Posted 06 October 2012 - 09:41 PM
One purpose is for conversions.
Let's "pretend" that there are 200 different formats to store music in.
Let's further "pretend" that people want to convert between those formats.
You can either make a conversion tool for each individual "format <-> format" pair, which would require 39,800 different conversion tools...
Or, you can identify three or four of the most popular, and just make each of the 200 formats be able to convert to those popular ones (~796 tools required).
Then you can go: .wav to .mp3 to .ogg, without having to create a specific .wav to .ogg conversion tool. (Note: this specific example has lossy data issues. A good intermediary format is lossless)

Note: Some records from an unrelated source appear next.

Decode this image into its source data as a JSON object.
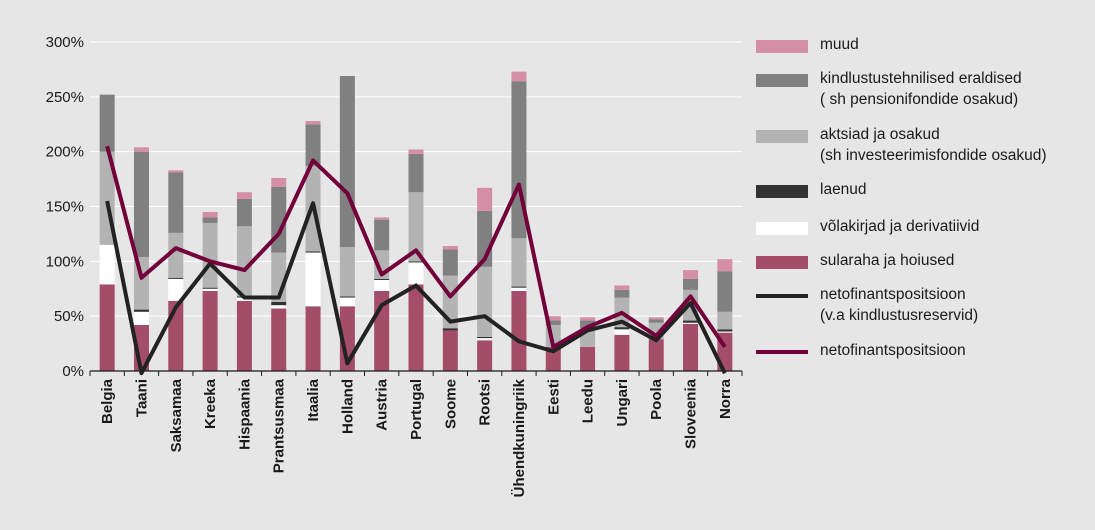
{
  "chart_data": {
    "type": "bar",
    "stacked": true,
    "categories": [
      "Belgia",
      "Taani",
      "Saksamaa",
      "Kreeka",
      "Hispaania",
      "Prantsusmaa",
      "Itaalia",
      "Holland",
      "Austria",
      "Portugal",
      "Soome",
      "Rootsi",
      "Ühendkuningriik",
      "Eesti",
      "Leedu",
      "Ungari",
      "Poola",
      "Sloveenia",
      "Norra"
    ],
    "ylim": [
      0,
      300
    ],
    "yticks": [
      0,
      50,
      100,
      150,
      200,
      250,
      300
    ],
    "ytick_labels": [
      "0%",
      "50%",
      "100%",
      "150%",
      "200%",
      "250%",
      "300%"
    ],
    "grid": true,
    "legend_position": "right",
    "series": [
      {
        "name": "sularaha ja hoiused",
        "color": "#a34d68",
        "values": [
          79,
          42,
          64,
          73,
          64,
          57,
          59,
          59,
          73,
          79,
          37,
          28,
          73,
          22,
          22,
          33,
          29,
          43,
          35
        ]
      },
      {
        "name": "võlakirjad ja derivatiivid",
        "color": "#ffffff",
        "values": [
          36,
          12,
          20,
          2,
          3,
          3,
          49,
          8,
          10,
          20,
          0,
          2,
          3,
          0,
          0,
          5,
          0,
          1,
          1
        ]
      },
      {
        "name": "laenud",
        "color": "#333333",
        "values": [
          0,
          2,
          1,
          1,
          1,
          3,
          1,
          1,
          1,
          1,
          2,
          1,
          1,
          0,
          0,
          2,
          0,
          2,
          2
        ]
      },
      {
        "name": "aktsiad ja osakud\n(sh investeerimisfondide osakud)",
        "color": "#b3b3b3",
        "values": [
          85,
          48,
          41,
          59,
          64,
          45,
          78,
          45,
          26,
          63,
          48,
          64,
          44,
          20,
          17,
          27,
          15,
          28,
          16
        ]
      },
      {
        "name": "kindlustustehnilised eraldised\n( sh pensionifondide osakud)",
        "color": "#808080",
        "values": [
          52,
          96,
          55,
          5,
          25,
          60,
          38,
          156,
          28,
          35,
          24,
          51,
          143,
          4,
          7,
          7,
          3,
          10,
          37
        ]
      },
      {
        "name": "muud",
        "color": "#d48fa6",
        "values": [
          0,
          4,
          2,
          5,
          6,
          8,
          3,
          0,
          2,
          4,
          3,
          21,
          9,
          4,
          3,
          4,
          2,
          8,
          11
        ]
      }
    ],
    "lines": [
      {
        "name": "netofinantspositsioon\n(v.a kindlustusreservid)",
        "color": "#222222",
        "values": [
          155,
          -2,
          58,
          98,
          67,
          67,
          153,
          7,
          60,
          78,
          45,
          50,
          27,
          18,
          37,
          45,
          28,
          62,
          -2
        ]
      },
      {
        "name": "netofinantspositsioon",
        "color": "#72003a",
        "values": [
          205,
          85,
          112,
          100,
          92,
          125,
          192,
          162,
          88,
          110,
          68,
          102,
          170,
          22,
          40,
          53,
          32,
          68,
          22
        ]
      }
    ]
  },
  "legend": [
    {
      "label": "muud",
      "color": "#d48fa6",
      "kind": "bar"
    },
    {
      "label": "kindlustustehnilised eraldised\n( sh pensionifondide osakud)",
      "color": "#808080",
      "kind": "bar"
    },
    {
      "label": "aktsiad ja osakud\n(sh investeerimisfondide osakud)",
      "color": "#b3b3b3",
      "kind": "bar"
    },
    {
      "label": "laenud",
      "color": "#333333",
      "kind": "bar"
    },
    {
      "label": "võlakirjad ja derivatiivid",
      "color": "#ffffff",
      "kind": "bar"
    },
    {
      "label": "sularaha ja hoiused",
      "color": "#a34d68",
      "kind": "bar"
    },
    {
      "label": "netofinantspositsioon\n(v.a kindlustusreservid)",
      "color": "#222222",
      "kind": "line"
    },
    {
      "label": "netofinantspositsioon",
      "color": "#72003a",
      "kind": "line"
    }
  ]
}
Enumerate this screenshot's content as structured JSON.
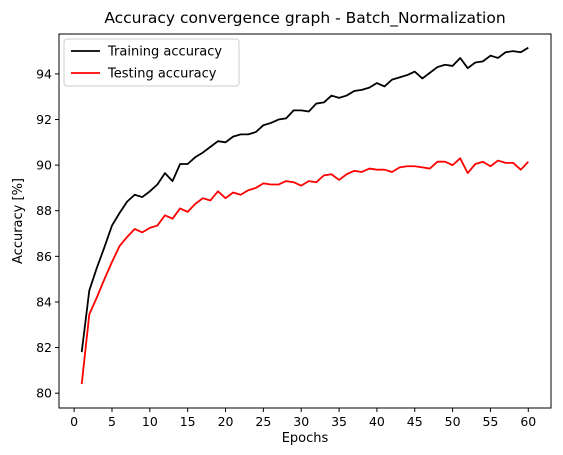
{
  "chart_data": {
    "type": "line",
    "title": "Accuracy convergence graph - Batch_Normalization",
    "xlabel": "Epochs",
    "ylabel": "Accuracy [%]",
    "xlim": [
      0,
      60
    ],
    "ylim": [
      80,
      95.5
    ],
    "xticks": [
      0,
      5,
      10,
      15,
      20,
      25,
      30,
      35,
      40,
      45,
      50,
      55,
      60
    ],
    "yticks": [
      80,
      82,
      84,
      86,
      88,
      90,
      92,
      94
    ],
    "grid": false,
    "legend_position": "top-left",
    "x": [
      1,
      2,
      3,
      4,
      5,
      6,
      7,
      8,
      9,
      10,
      11,
      12,
      13,
      14,
      15,
      16,
      17,
      18,
      19,
      20,
      21,
      22,
      23,
      24,
      25,
      26,
      27,
      28,
      29,
      30,
      31,
      32,
      33,
      34,
      35,
      36,
      37,
      38,
      39,
      40,
      41,
      42,
      43,
      44,
      45,
      46,
      47,
      48,
      49,
      50,
      51,
      52,
      53,
      54,
      55,
      56,
      57,
      58,
      59,
      60
    ],
    "series": [
      {
        "name": "Training accuracy",
        "color": "#000000",
        "values": [
          81.8,
          84.5,
          85.5,
          86.4,
          87.35,
          87.9,
          88.4,
          88.7,
          88.6,
          88.85,
          89.15,
          89.65,
          89.3,
          90.05,
          90.05,
          90.35,
          90.55,
          90.8,
          91.05,
          91.0,
          91.25,
          91.35,
          91.35,
          91.45,
          91.75,
          91.85,
          92.0,
          92.05,
          92.4,
          92.4,
          92.35,
          92.7,
          92.75,
          93.05,
          92.95,
          93.05,
          93.25,
          93.3,
          93.4,
          93.6,
          93.45,
          93.75,
          93.85,
          93.95,
          94.1,
          93.8,
          94.05,
          94.3,
          94.4,
          94.35,
          94.7,
          94.25,
          94.5,
          94.55,
          94.8,
          94.7,
          94.95,
          95.0,
          94.95,
          95.15
        ]
      },
      {
        "name": "Testing accuracy",
        "color": "#ff0000",
        "values": [
          80.4,
          83.45,
          84.2,
          85.0,
          85.75,
          86.45,
          86.85,
          87.2,
          87.05,
          87.25,
          87.35,
          87.8,
          87.65,
          88.1,
          87.95,
          88.3,
          88.55,
          88.45,
          88.85,
          88.55,
          88.8,
          88.7,
          88.9,
          89.0,
          89.2,
          89.15,
          89.15,
          89.3,
          89.25,
          89.1,
          89.3,
          89.25,
          89.55,
          89.6,
          89.35,
          89.6,
          89.75,
          89.7,
          89.85,
          89.8,
          89.8,
          89.7,
          89.9,
          89.95,
          89.95,
          89.9,
          89.85,
          90.15,
          90.15,
          90.0,
          90.3,
          89.65,
          90.05,
          90.15,
          89.95,
          90.2,
          90.1,
          90.1,
          89.8,
          90.15
        ]
      }
    ]
  }
}
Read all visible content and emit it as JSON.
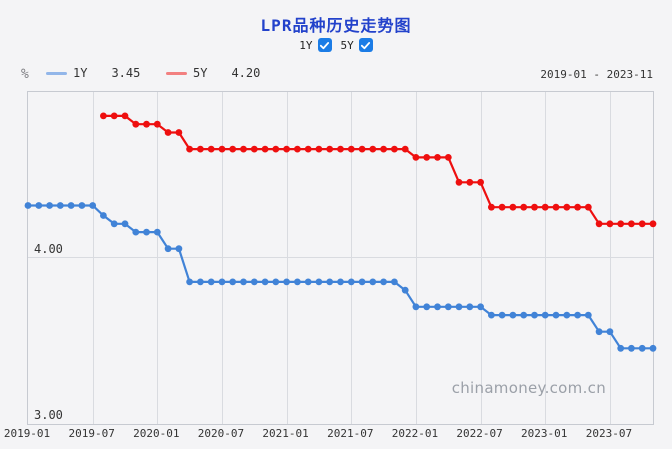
{
  "page": {
    "title": "LPR品种历史走势图",
    "watermark": "chinamoney.com.cn",
    "background_color": "#f4f4f6"
  },
  "controls": {
    "checkbox_color": "#1b7ce6",
    "items": [
      {
        "label": "1Y",
        "checked": true
      },
      {
        "label": "5Y",
        "checked": true
      }
    ]
  },
  "legend": {
    "unit": "%",
    "period": "2019-01 - 2023-11",
    "items": [
      {
        "name": "1Y",
        "value": "3.45",
        "swatch_color": "#92b6e9"
      },
      {
        "name": "5Y",
        "value": "4.20",
        "swatch_color": "#f28080"
      }
    ]
  },
  "chart_data": {
    "type": "line",
    "title": "LPR品种历史走势图",
    "x_start": "2019-01",
    "x_end": "2023-11",
    "x_unit": "month",
    "x_month_count": 59,
    "ylabel": "%",
    "ylim": [
      3.0,
      5.0
    ],
    "grid": true,
    "y_gridline_values": [
      4.0
    ],
    "y_axis_labels": [
      {
        "value": 3.0,
        "label": "3.00"
      },
      {
        "value": 4.0,
        "label": "4.00"
      }
    ],
    "x_ticks": [
      {
        "month_index": 0,
        "label": "2019-01"
      },
      {
        "month_index": 6,
        "label": "2019-07"
      },
      {
        "month_index": 12,
        "label": "2020-01"
      },
      {
        "month_index": 18,
        "label": "2020-07"
      },
      {
        "month_index": 24,
        "label": "2021-01"
      },
      {
        "month_index": 30,
        "label": "2021-07"
      },
      {
        "month_index": 36,
        "label": "2022-01"
      },
      {
        "month_index": 42,
        "label": "2022-07"
      },
      {
        "month_index": 48,
        "label": "2023-01"
      },
      {
        "month_index": 54,
        "label": "2023-07"
      }
    ],
    "colors": {
      "grid": "#d9dbe0",
      "border": "#c7cad1",
      "axis_text": "#333333"
    },
    "series": [
      {
        "name": "1Y",
        "color": "#4183d7",
        "start": "2019-01",
        "start_index": 0,
        "latest": 3.45,
        "values": [
          4.31,
          4.31,
          4.31,
          4.31,
          4.31,
          4.31,
          4.31,
          4.25,
          4.2,
          4.2,
          4.15,
          4.15,
          4.15,
          4.05,
          4.05,
          3.85,
          3.85,
          3.85,
          3.85,
          3.85,
          3.85,
          3.85,
          3.85,
          3.85,
          3.85,
          3.85,
          3.85,
          3.85,
          3.85,
          3.85,
          3.85,
          3.85,
          3.85,
          3.85,
          3.85,
          3.8,
          3.7,
          3.7,
          3.7,
          3.7,
          3.7,
          3.7,
          3.7,
          3.65,
          3.65,
          3.65,
          3.65,
          3.65,
          3.65,
          3.65,
          3.65,
          3.65,
          3.65,
          3.55,
          3.55,
          3.45,
          3.45,
          3.45,
          3.45
        ]
      },
      {
        "name": "5Y",
        "color": "#ee0f0f",
        "start": "2019-08",
        "start_index": 7,
        "latest": 4.2,
        "values": [
          4.85,
          4.85,
          4.85,
          4.8,
          4.8,
          4.8,
          4.75,
          4.75,
          4.65,
          4.65,
          4.65,
          4.65,
          4.65,
          4.65,
          4.65,
          4.65,
          4.65,
          4.65,
          4.65,
          4.65,
          4.65,
          4.65,
          4.65,
          4.65,
          4.65,
          4.65,
          4.65,
          4.65,
          4.65,
          4.6,
          4.6,
          4.6,
          4.6,
          4.45,
          4.45,
          4.45,
          4.3,
          4.3,
          4.3,
          4.3,
          4.3,
          4.3,
          4.3,
          4.3,
          4.3,
          4.3,
          4.2,
          4.2,
          4.2,
          4.2,
          4.2,
          4.2
        ]
      }
    ]
  }
}
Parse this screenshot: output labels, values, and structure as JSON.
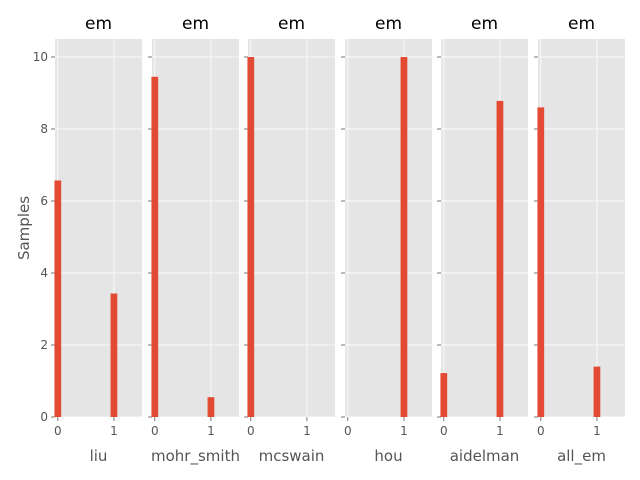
{
  "chart_data": {
    "type": "bar",
    "ylabel": "Samples",
    "ylim": [
      0,
      10.5
    ],
    "yticks": [
      0,
      2,
      4,
      6,
      8,
      10
    ],
    "xticks": [
      0,
      1
    ],
    "xlim": [
      -0.05,
      1.5
    ],
    "bar_width": 0.12,
    "grid": true,
    "bar_color": "#e24a33",
    "panel_background": "#e5e5e5",
    "panels": [
      {
        "title": "em",
        "xlabel": "liu",
        "x": [
          0,
          1
        ],
        "values": [
          6.57,
          3.43
        ]
      },
      {
        "title": "em",
        "xlabel": "mohr_smith",
        "x": [
          0,
          1
        ],
        "values": [
          9.45,
          0.55
        ]
      },
      {
        "title": "em",
        "xlabel": "mcswain",
        "x": [
          0,
          1
        ],
        "values": [
          10.0,
          0.0
        ]
      },
      {
        "title": "em",
        "xlabel": "hou",
        "x": [
          0,
          1
        ],
        "values": [
          0.0,
          10.0
        ]
      },
      {
        "title": "em",
        "xlabel": "aidelman",
        "x": [
          0,
          1
        ],
        "values": [
          1.22,
          8.78
        ]
      },
      {
        "title": "em",
        "xlabel": "all_em",
        "x": [
          0,
          1
        ],
        "values": [
          8.6,
          1.4
        ]
      }
    ]
  }
}
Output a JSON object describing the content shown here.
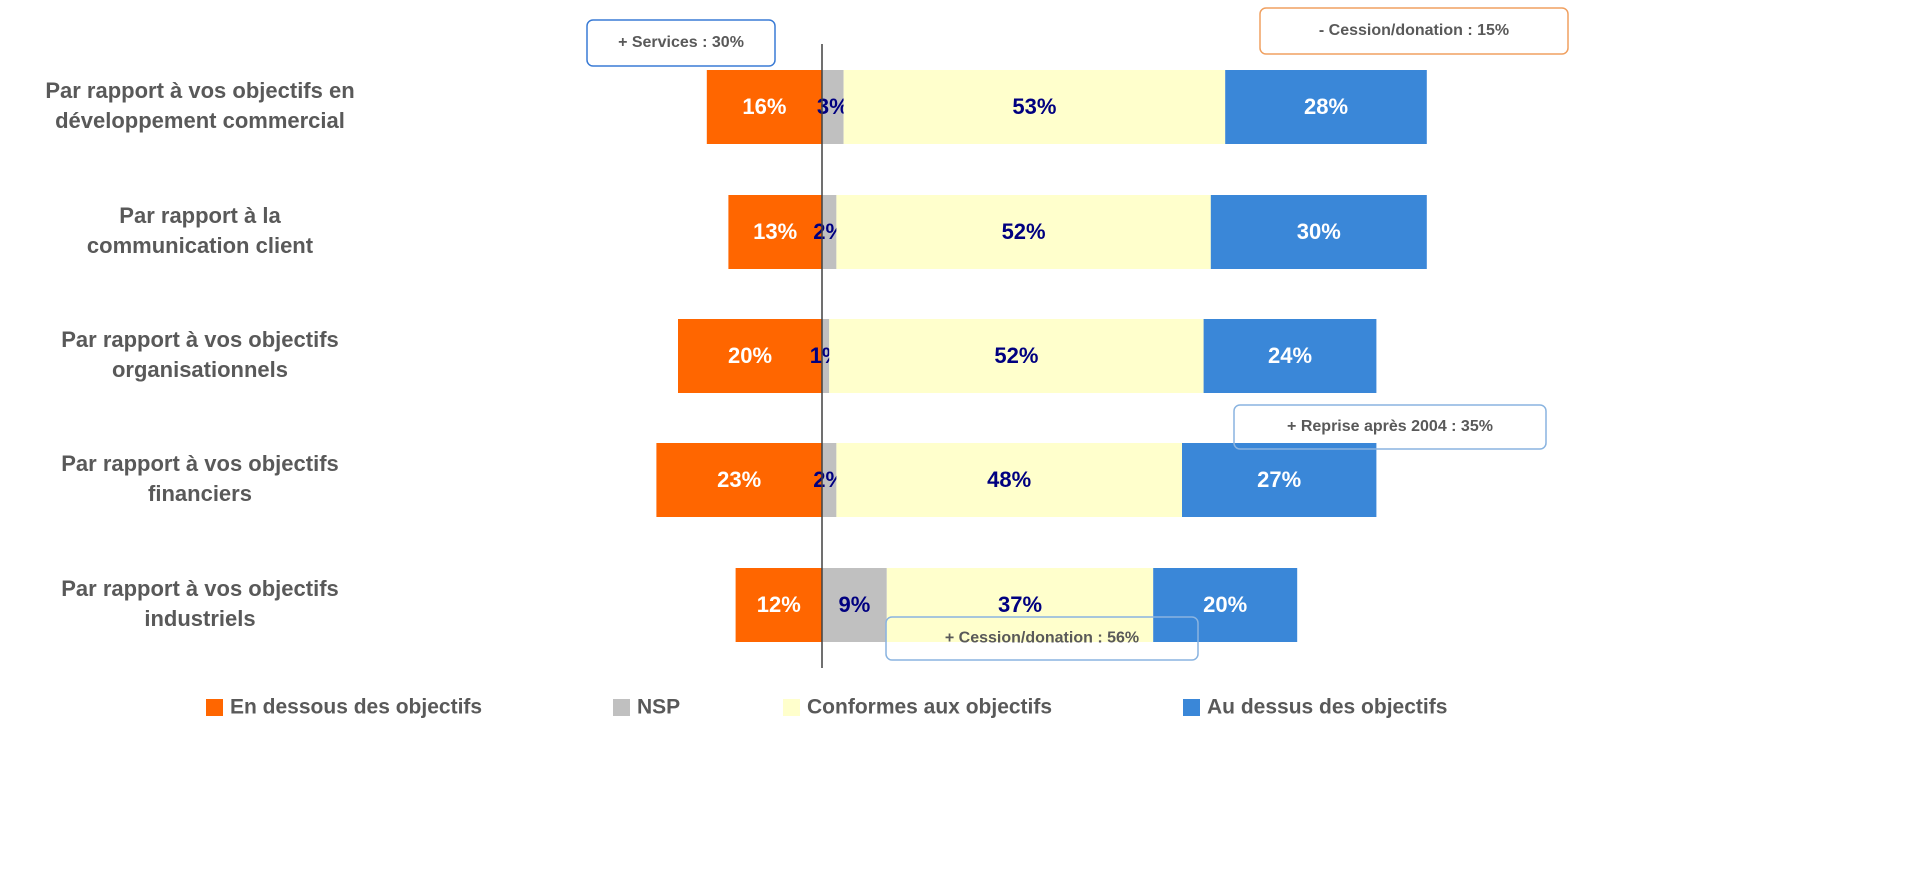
{
  "chart_data": {
    "type": "diverging-bar",
    "categories": [
      [
        "Par rapport à vos objectifs en",
        "développement commercial"
      ],
      [
        "Par rapport à la",
        "communication client"
      ],
      [
        "Par rapport à vos objectifs",
        "organisationnels"
      ],
      [
        "Par rapport à vos objectifs",
        "financiers"
      ],
      [
        "Par rapport à vos objectifs",
        "industriels"
      ]
    ],
    "series": [
      {
        "name": "En dessous des objectifs",
        "color": "#ff6600",
        "label_color": "#ffffff",
        "values": [
          16,
          13,
          20,
          23,
          12
        ],
        "value_labels": [
          "16%",
          "13%",
          "20%",
          "23%",
          "12%"
        ]
      },
      {
        "name": "NSP",
        "color": "#c0c0c0",
        "label_color": "#000080",
        "values": [
          3,
          2,
          1,
          2,
          9
        ],
        "value_labels": [
          "3%",
          "2%",
          "1%",
          "2%",
          "9%"
        ]
      },
      {
        "name": "Conformes aux objectifs",
        "color": "#ffffcc",
        "label_color": "#000080",
        "values": [
          53,
          52,
          52,
          48,
          37
        ],
        "value_labels": [
          "53%",
          "52%",
          "52%",
          "48%",
          "37%"
        ]
      },
      {
        "name": "Au dessus des objectifs",
        "color": "#3a87d8",
        "label_color": "#ffffff",
        "values": [
          28,
          30,
          24,
          27,
          20
        ],
        "value_labels": [
          "28%",
          "30%",
          "24%",
          "27%",
          "20%"
        ]
      }
    ],
    "xlim": [
      -30,
      100
    ],
    "annotations": [
      {
        "text": "+ Services : 30%",
        "color": "#3a7bd5"
      },
      {
        "text": "- Cession/donation : 15%",
        "color": "#f0a060"
      },
      {
        "text": "+ Reprise après 2004 : 35%",
        "color": "#8ab4e0"
      },
      {
        "text": "+ Cession/donation : 56%",
        "color": "#8ab4e0"
      }
    ]
  }
}
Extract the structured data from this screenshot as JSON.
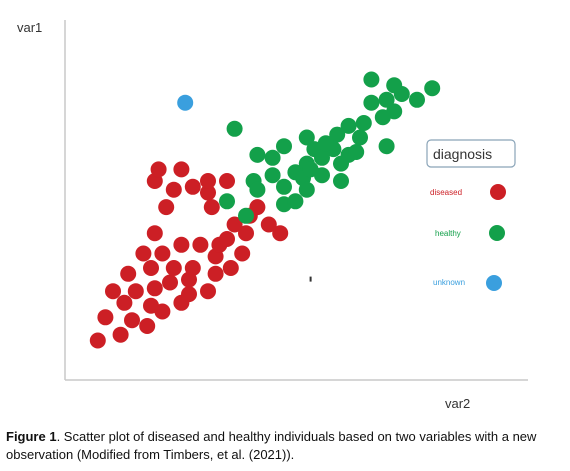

So: If there are >100 different formats to store 3D models in... why should every 3D model creation tool, and every 3D game engine, have to know how to load and save in 100 different formats? Why not just identify the four or five popular ones and support those, knowing you can convert the less popular ones to the more popular ones already?
The key is, you want your intermediate format to be lossless, so any modelling (or sound, or pixel) data doesn't get lost when converting from one format to another. File formats created explicitly for intermediate use are probably larger sizes, and save any little spec of data that it may think you want to keep, and when you finally convert to the file format (known or custom format) for use with your game, you can strip out all the extra data you don't need. In the same way, my PaintShopPro image files are huge, but save all the image layer data that I need while working on the image, and all the layer data is stripped out when I save the final result as a .png or .jpg.